“Valor, y al toro” se nos dice (o nos decimos) cuando tenemos que ir al dentista, hablar ante un público desconocido o negociar con el jefe un aumento de sueldo. Es una de las incontables expresiones taurinas que –debido al potencial simbólico que tiene el toreo para la comprensión de la vida- fecundan en léxico, en fraseología, en metaforización, al idioma español. Pero es la que expresa de manera más sencilla el fundamento último de la tauromaquia: la necesidad imperiosa de la valentía. Lo enunciaba así Pepe-Hillo en su vieja e inaugural Tauromaquia (1796): hace falta “valor para ver llegar los toros”, para, en lugar de huir, ponerse en su camino y aguantar su embestida. Eso no lo es todo, desde luego, pero no hay nada sin eso.
Pudiera creerse que, en la sociedad gregaria y acomodaticia de nuestros días, de mentalidad antiheroica y relativista, esa cualidad del valor exigida en la tauromaquia es un mero ejercicio de supervivencia que obedece a la esencia bruta y primitiva del toreo (y del torero). Pero no es así. Como conocía perfectamente el saber antiguo, el coraje tiene un decisivo componente moral. La primera virtud concreta que analiza Aristóteles en su Ética a Nicómaco es la andreía (=valor, hombría, entereza), que debe emerger cuando sentimos cerca “lo que puede destruirnos” y que se manifiesta, en su grado más alto, en “el modo de afrontar el miedo (phobos) a la muerte”. Esta consideración del valor como primera “virtud” no debe extrañarnos, pues es imprescindible para actuar éticamente en este mundo: con honradez, con libertad de juicio, sin hipocresía, sin servilismo. Y para conservar la coherencia con nosotros mismos y oponernos a los trágalas y ruedas de molino (tan abundantes hoy, por cierto, bajo la tiranía de lo políticamente correcto).

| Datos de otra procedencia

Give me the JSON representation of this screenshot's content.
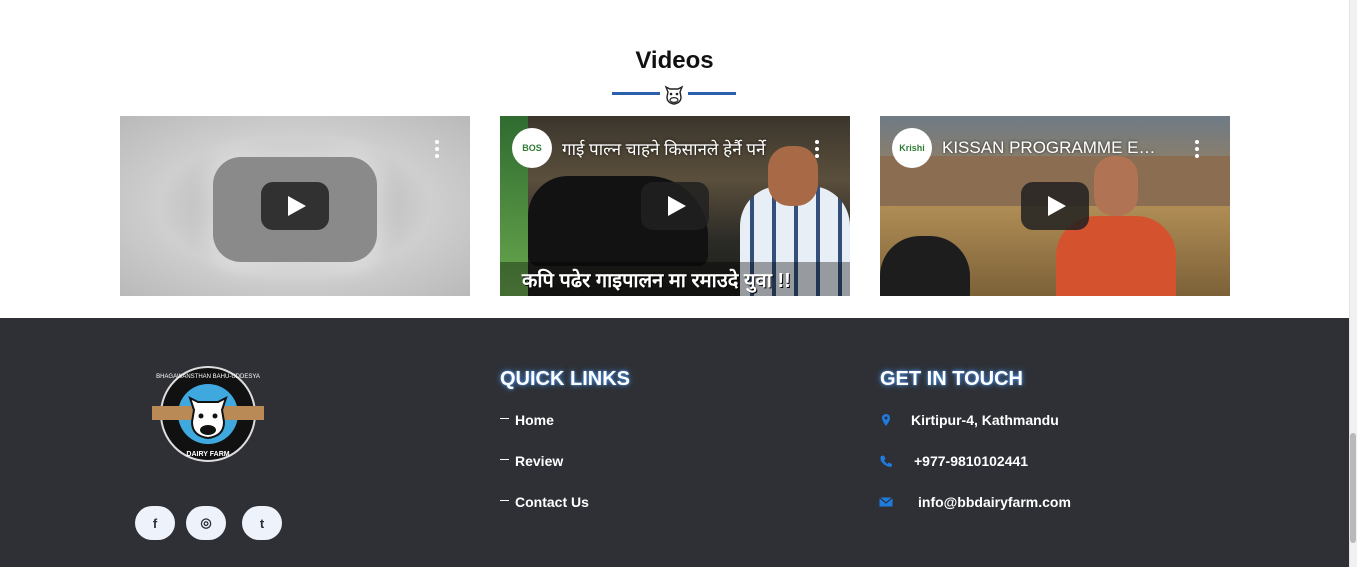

También el torero “Paquiro” inicia su Tauromaquia completa (1836) señalando que la primera cualidad del torero es el “valor”, y lo concibe muy aristotélicamente como el virtuoso medio entre la “temeridad” y la “cobardía”. Pero, a continuación, nos dice qué es lo que él entiende por auténtico valor: “aquel que nos mantiene delante del toro con la misma serenidad que tenemos cuando éste no está presente, es la verdadera sangre fría para discurrir en aquel momento con acierto qué debe hacerse con la res” (cursiva suya). Recoge así “Paquiro” de manera implícita otra tradición ética, también procedente de la antigüedad clásica, y esencial en la tradición humanística: la doctrina del estoicismo, cuyo máximo representante es el hispano-romano Séneca (cordobés, por más señas, como “Lagartijo”, como “Guerrita”, como “Manolete”), que aludía en sus obras repetidamente al “coraje del sabio” (animus sapientis) y comparaba al hombre virtuoso con el “soldado” y el “gladiador”. La serenidad, la imperturbabilidad, la presencia de ánimo ante los reveses y peligros de la vida, son las normas esenciales de esta doctrina, dirigida, no al “hombre social” como Aristóteles, sino al puro individuo. Por eso ha sido estoica, desde siempre, la ética natural de los toreros, pues se basa en el ejercicio de la disciplina, el acrisolamiento de la voluntad, la resistencia al dolor y la superación de los miedos, todo ello por medio del autocontrol que facilita el autoconocimiento. “Examínate y escrútate en todas tus facetas”, postulaba Séneca (Epístolas a Lucilio, XVI). “Hasta que uno no manda en uno, no está en condiciones de mandar en el toro”, decía Rafael “El Gallo”.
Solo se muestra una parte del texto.